«Puede que no vengamos por él»: Por qué los médicos no juzgan a quienes se niegan a cuidar de familiares enfermos
Trabajo en una unidad de rehabilitación neurológica, un lugar donde los pacientes vienen a recuperar su fuerza e independencia después de enfermedades o lesiones graves. Todos los días, vemos a personas en su momento más vulnerable, luchando por reconstruir sus vidas. Uno de los aspectos más desafiantes de nuestro trabajo es asegurarnos de que cada paciente tenga a alguien que lo recoja después del alta. Desafortunadamente, no todos tienen una familia que los apoye esperando por ellos.
Esta vez, era Lucas. Lucas era un hombre de unos treinta y tantos años con una apariencia salvaje que lo hacía destacar. Tenía tatuajes cubriendo sus brazos y cuello, y su cabello siempre estaba en un estado de desorden. A pesar de su exterior rudo, Lucas tenía un alma gentil. Era un artista, siempre dibujando en su cuaderno cada vez que tenía un momento libre. Sus dibujos eran hermosos, llenos de emoción y profundidad.

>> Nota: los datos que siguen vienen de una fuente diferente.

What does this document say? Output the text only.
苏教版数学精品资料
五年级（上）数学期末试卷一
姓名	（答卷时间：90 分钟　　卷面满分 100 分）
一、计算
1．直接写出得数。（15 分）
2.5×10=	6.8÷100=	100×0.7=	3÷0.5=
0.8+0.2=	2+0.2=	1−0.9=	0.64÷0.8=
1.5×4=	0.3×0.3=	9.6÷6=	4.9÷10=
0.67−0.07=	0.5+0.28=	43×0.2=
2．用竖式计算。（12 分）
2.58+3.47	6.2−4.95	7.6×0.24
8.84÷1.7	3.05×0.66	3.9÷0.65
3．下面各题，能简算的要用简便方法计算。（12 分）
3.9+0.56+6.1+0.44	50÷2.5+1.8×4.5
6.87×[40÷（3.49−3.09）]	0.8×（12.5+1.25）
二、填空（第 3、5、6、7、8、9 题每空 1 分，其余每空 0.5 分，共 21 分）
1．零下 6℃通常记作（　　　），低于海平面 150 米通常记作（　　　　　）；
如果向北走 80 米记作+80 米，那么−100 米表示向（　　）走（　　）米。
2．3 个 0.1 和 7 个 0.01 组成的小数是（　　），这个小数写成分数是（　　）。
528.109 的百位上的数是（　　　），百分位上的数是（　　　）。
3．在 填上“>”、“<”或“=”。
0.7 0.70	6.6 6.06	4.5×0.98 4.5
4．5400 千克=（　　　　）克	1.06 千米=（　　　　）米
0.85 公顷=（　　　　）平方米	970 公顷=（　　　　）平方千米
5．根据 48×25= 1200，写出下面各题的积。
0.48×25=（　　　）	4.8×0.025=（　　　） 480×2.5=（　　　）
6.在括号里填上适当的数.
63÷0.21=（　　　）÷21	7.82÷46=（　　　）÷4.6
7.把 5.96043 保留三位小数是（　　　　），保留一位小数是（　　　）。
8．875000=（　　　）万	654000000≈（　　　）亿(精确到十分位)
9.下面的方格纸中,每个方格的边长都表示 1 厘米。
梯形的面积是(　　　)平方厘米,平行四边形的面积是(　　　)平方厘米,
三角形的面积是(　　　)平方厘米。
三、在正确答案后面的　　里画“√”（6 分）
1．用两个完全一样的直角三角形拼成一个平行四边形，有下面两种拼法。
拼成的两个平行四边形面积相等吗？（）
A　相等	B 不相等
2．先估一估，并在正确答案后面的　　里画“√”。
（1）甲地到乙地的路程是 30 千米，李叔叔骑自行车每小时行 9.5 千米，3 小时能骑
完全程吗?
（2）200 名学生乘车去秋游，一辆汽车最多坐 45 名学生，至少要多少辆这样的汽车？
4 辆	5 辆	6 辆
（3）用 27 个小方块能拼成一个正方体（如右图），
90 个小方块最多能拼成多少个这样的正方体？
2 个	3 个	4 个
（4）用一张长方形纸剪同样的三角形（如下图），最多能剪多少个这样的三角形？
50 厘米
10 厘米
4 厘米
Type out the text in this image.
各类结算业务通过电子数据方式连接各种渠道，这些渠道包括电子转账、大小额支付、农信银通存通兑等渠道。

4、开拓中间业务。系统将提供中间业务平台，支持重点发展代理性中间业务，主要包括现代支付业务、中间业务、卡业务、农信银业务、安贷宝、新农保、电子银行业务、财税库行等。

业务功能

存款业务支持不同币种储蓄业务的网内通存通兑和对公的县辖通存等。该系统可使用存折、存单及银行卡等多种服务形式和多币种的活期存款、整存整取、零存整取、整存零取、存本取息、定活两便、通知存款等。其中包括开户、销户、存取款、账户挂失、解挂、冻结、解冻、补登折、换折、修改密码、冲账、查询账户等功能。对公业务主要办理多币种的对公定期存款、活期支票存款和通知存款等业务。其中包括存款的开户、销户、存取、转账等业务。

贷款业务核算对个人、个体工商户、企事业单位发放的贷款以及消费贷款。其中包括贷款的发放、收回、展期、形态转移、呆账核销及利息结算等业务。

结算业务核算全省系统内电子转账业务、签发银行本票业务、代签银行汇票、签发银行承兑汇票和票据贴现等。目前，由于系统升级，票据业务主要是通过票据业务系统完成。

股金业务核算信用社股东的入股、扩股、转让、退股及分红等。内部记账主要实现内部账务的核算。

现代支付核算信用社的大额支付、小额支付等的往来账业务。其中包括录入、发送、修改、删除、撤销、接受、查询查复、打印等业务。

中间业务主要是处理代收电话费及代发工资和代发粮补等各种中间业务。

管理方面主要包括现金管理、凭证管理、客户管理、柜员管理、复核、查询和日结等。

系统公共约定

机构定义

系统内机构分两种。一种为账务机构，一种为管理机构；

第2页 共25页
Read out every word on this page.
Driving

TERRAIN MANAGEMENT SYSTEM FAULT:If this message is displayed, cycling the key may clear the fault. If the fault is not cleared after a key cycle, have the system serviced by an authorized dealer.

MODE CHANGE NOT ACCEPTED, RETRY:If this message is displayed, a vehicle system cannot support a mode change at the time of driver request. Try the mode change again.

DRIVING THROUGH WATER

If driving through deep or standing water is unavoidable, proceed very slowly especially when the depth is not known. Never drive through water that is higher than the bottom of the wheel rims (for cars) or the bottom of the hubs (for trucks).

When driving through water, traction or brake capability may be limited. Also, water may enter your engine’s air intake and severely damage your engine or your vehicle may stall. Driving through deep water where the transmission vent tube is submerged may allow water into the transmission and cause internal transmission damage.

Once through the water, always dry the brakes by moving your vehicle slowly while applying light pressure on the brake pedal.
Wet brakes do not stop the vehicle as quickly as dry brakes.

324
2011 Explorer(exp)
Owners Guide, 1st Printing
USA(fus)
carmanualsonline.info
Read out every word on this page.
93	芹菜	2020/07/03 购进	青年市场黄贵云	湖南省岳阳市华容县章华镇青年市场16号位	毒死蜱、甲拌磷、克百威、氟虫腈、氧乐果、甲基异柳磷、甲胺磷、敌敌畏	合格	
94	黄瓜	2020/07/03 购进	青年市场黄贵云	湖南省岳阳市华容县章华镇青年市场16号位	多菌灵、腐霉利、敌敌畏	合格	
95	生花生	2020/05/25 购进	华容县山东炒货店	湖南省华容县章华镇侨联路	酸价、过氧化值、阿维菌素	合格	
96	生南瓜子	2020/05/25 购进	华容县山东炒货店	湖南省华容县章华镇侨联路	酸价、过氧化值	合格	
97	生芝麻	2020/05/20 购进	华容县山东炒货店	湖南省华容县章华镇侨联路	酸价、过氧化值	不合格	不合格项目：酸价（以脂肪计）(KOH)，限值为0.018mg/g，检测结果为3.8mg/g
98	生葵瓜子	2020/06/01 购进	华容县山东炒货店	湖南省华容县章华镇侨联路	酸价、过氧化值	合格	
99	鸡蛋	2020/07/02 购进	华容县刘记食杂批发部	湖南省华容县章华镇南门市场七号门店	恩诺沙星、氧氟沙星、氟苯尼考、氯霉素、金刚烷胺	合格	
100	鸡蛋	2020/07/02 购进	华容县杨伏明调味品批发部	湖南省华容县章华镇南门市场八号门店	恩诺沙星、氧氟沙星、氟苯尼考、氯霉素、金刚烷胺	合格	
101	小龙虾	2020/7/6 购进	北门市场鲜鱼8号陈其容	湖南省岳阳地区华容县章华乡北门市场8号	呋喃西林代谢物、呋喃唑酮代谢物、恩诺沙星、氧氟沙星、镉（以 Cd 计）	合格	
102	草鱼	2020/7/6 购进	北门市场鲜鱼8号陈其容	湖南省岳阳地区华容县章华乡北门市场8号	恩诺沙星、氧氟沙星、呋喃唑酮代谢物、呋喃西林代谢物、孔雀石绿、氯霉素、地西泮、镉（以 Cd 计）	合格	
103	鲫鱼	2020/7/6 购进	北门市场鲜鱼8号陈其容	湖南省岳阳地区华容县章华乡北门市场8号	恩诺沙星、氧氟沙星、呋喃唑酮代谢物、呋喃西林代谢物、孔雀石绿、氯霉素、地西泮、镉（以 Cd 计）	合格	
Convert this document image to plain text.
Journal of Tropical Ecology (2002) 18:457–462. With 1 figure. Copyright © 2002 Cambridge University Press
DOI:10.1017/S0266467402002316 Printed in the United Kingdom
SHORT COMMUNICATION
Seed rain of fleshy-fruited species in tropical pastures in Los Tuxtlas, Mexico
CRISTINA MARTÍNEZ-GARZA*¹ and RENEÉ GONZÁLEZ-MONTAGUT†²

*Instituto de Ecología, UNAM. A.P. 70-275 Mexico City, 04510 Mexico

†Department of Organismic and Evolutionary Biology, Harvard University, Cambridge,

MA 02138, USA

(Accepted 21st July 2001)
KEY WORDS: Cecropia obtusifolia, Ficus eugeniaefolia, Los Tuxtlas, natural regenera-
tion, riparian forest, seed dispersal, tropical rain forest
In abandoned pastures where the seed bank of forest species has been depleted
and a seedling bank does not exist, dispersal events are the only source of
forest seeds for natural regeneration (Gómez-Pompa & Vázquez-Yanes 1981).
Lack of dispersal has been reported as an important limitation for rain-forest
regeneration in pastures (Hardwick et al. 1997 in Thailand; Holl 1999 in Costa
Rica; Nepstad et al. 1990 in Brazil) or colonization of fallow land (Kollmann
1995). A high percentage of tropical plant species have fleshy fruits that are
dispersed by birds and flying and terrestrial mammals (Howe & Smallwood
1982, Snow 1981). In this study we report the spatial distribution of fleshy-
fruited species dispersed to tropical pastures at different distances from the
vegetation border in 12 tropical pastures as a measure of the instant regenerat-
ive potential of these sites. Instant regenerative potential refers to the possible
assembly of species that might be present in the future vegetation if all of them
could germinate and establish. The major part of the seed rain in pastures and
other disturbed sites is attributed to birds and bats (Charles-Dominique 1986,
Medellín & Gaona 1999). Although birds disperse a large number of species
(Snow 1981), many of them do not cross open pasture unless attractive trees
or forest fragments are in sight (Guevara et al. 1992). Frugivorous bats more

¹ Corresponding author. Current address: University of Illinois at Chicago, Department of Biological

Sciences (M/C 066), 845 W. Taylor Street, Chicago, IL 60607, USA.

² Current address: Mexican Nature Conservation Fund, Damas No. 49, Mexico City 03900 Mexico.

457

Lucas había estado con nosotros durante varias semanas, recuperándose de un grave ictus que lo había dejado parcialmente paralizado y con problemas significativos de memoria. Trabajó duro en terapia, decidido a recuperar la mayor funcionalidad posible. Pero a medida que se acercaba la fecha de su alta, quedó claro que no había nadie ansioso por llevarlo a casa.
Recuerdo el día que llamé a su hermana, Marta. Ella era el único miembro de la familia listado en sus registros. Marqué su número, esperando lo mejor pero preparándome para lo peor.
«¿Hola?» La voz de Marta era cortante e impaciente.
«Hola, soy Adela de la unidad de rehabilitación neurológica. Estoy llamando por tu hermano, Lucas. Está listo para ser dado de alta mañana.»
Hubo una larga pausa al otro lado de la línea. «No puedo ir a buscarlo,» dijo finalmente Marta. «Tengo mi propia familia de la que ocuparme. No puedo manejar las necesidades de Lucas además de todo lo demás.»
Intenté explicarle que Lucas necesitaría ayuda con tareas básicas y que no podía quedarse solo. Pero Marta fue resoluta. «Lo siento,» dijo. «Simplemente no puedo hacerlo.»
Después de colgar, sentí una mezcla de frustración y tristeza. No era la primera vez que me encontraba con una familia que no quería asumir la responsabilidad de su ser querido, y no sería la última. Pero nunca se hacía más fácil.
Al día siguiente, Lucas estaba sentado en su habitación, empacado y listo para irse. Me miró con ojos esperanzados, agarrando su cuaderno de bocetos con fuerza. «¿Va a venir Marta?» preguntó.
Respiré hondo y negué con la cabeza. «Lo siento, Lucas. No puede venir.»
Su rostro se cayó, y miró hacia abajo a su cuaderno de bocetos, trazando las líneas de su último dibujo con un dedo tembloroso. «Entiendo,» dijo en voz baja.
Arreglamos para que Lucas fuera trasladado a un centro de cuidados a largo plazo. No era lo ideal, pero era lo mejor que podíamos hacer dadas las circunstancias. Mientras lo sacaban en silla de ruedas de la unidad, se volvió hacia mí y me dio una pequeña sonrisa. «Gracias por todo,» dijo.
Lo vi irse, sintiendo un peso pesado en mi pecho. En nuestra línea de trabajo, vemos lo mejor y lo peor de la humanidad. Vemos familias que moverán montañas por sus seres queridos y aquellas que no pueden o no quieren dar un paso adelante cuando se les necesita.
Es fácil juzgar a quienes se niegan a cuidar de sus familiares enfermos, pero la vida es complicada. Las personas tienen sus razones, sus propias luchas y limitaciones. Como profesionales de la salud, hacemos nuestro mejor esfuerzo para apoyar a nuestros pacientes y encontrar soluciones, incluso cuando esas soluciones no son perfectas.
La historia de Lucas es solo una de muchas, un recordatorio de que no todos los pacientes tienen un final feliz esperándolos fuera de nuestras puertas. Pero seguimos adelante, haciendo lo que podemos para marcar una diferencia en sus vidas, aunque sea solo por un tiempo.